Que se passe-t-il lorsque les deux parties ont contribué à la mauvaise exécution du contrat ?
Ce cas de figure a été récemment tranché en justice. Dans cette affaire, un transporteur maritime avait confié à un prestataire de services informatiques la conception et l'installation d'un progiciel de gestion des ventes. À la suite d'un désaccord, le transporteur a assigné le prestataire en résiliation du contrat.
Les juges lui donnent gain de cause, en considérant cependant que les deux entreprises sont responsables à 50/50. Ils procèdent à la compensation du préjudice de chacune, chiffré autour de 340 000 euros pour le transporteur, et 170 000 euros pour le prestataire. Après soustraction du montant de son préjudice, ce dernier est donc condamné à verser 170 000 euros au transporteur.

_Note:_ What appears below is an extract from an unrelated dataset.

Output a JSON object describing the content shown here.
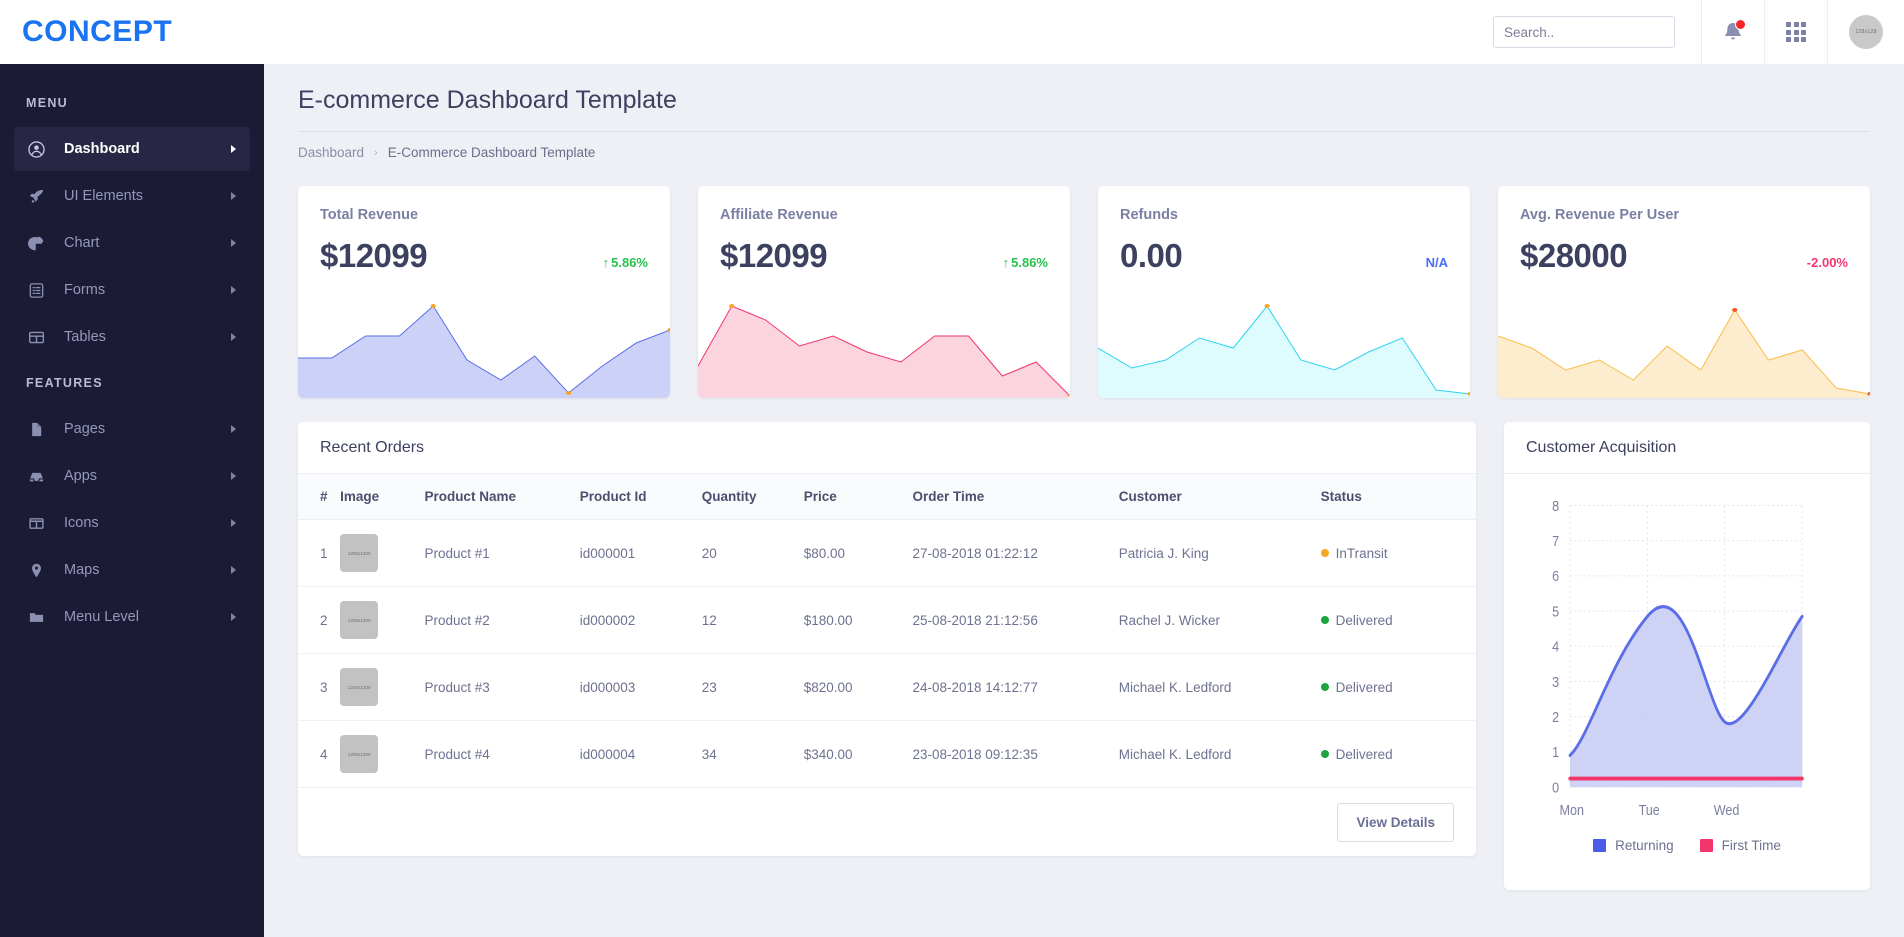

La méthode est censurée par la Cour de cassation. Impossible, selon elle, de procéder ainsi à la compensation. Elle doit s'opérer en 2 temps : il faut d'abord appliquer au montant du préjudice le coefficient de responsabilité de chaque partie, puis effectuer la compensation entre les sommes obtenues. En pratique, chacune étant ici responsable pour moitié, elle doit réparer le préjudice de l'autre en tenant compte de cette proportion, soit seulement à concurrence de 50 % du préjudice. Chacun des préjudices étant divisé par 2, la somme mise à la charge du prestataire ne devrait pas dépasser 85 000 euros.